Medical Policy Administration Committee, August 2024
This medical policy is not an authorization, certification, explanation of benefits, or a contract. Eligibility and benefits are determined on a case-by-case basis according to the terms of the member’s plan in effect as of the date services are rendered. All medical policies are based on (i) research of current medical literature and (ii) review of common medical practices in the treatment and diagnosis of disease as of the date hereof. Physicians and other providers are solely responsible for all aspects of medical care and treatment, including the type, quality, and levels of care and treatment.
This policy is intended to be used for adjudication of claims (including pre-admission certification, pre-determinations, and pre-procedure review) in Blue Cross and Blue Shield’s administration of plan contracts.
The plan does not approve or deny procedures, services, testing, or equipment for our members. Our decisions concern coverage only. The decision of whether or not to have a certain test, treatment or procedure is one made between the physician and his/her patient. The plan administers benefits based on the member’s contract and corporate medical policies. Physicians should always exercise their best medical judgment in providing the care they feel is most appropriate for their patients. Needed care should not be delayed or refused because of a coverage determination.
As a general rule, benefits are payable under health plans only in cases of medical necessity and only if services or supplies are not investigational, provided the customer group contracts have such coverage.
The following Association Technology Evaluation Criteria must be met for a service/supply to be considered for coverage:
- The technology must have final approval from the appropriate government regulatory bodies;
- The scientific evidence must permit conclusions concerning the effect of the technology on health outcomes;
- The technology must improve the net health outcome;
- The technology must be as beneficial as any established alternatives;
- The improvement must be attainable outside the investigational setting.
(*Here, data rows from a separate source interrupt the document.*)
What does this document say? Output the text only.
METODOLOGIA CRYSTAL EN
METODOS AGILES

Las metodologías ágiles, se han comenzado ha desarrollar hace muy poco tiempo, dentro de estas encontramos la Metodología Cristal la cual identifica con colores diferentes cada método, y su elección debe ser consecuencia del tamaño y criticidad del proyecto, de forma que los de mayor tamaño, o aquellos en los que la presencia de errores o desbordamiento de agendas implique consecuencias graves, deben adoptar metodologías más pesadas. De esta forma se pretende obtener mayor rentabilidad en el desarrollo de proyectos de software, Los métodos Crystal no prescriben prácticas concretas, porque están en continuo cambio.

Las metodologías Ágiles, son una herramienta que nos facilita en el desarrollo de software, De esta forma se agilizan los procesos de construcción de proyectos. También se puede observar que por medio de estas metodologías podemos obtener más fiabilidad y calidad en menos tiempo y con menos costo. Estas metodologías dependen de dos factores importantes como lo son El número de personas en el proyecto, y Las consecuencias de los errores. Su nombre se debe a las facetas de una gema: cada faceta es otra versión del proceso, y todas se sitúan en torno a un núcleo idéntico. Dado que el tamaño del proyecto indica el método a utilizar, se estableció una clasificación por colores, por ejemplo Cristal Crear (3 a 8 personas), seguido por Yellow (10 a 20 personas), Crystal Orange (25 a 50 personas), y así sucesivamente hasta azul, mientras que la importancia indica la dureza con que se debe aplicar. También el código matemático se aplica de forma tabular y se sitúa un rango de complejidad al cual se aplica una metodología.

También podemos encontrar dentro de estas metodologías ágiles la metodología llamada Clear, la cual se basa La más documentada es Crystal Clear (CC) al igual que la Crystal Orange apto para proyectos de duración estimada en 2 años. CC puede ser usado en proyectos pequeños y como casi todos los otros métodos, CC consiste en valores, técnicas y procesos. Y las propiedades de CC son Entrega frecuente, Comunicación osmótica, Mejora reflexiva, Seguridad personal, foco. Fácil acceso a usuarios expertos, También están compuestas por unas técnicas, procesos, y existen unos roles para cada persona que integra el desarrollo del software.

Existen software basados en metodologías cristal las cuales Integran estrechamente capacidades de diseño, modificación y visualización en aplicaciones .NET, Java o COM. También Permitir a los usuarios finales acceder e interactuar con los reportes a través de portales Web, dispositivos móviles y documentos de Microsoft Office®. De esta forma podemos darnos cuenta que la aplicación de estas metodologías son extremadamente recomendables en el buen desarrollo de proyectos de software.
Medical Necessity means that health care services (e.g., procedures, treatments, supplies, devices, equipment, facilities or drugs) that a physician, exercising prudent clinical judgment, would provide to a patient for the purpose of preventing, evaluating, diagnosing or treating an illness, injury or disease or its symptoms, and that are:
- In accordance with generally accepted standards of medical practice; and
- Clinically appropriate in terms of type, frequency, extent, site and duration and considered effective for the patient’s illness, injury or disease; and
- Not primarily for the convenience of the patient, physician or other health care provider; and
- Not more costly than an alternative service or sequence of services at least as likely to produce equivalent therapeutic or diagnostic results as to the diagnosis or treatment of that patient’s illness, injury or disease.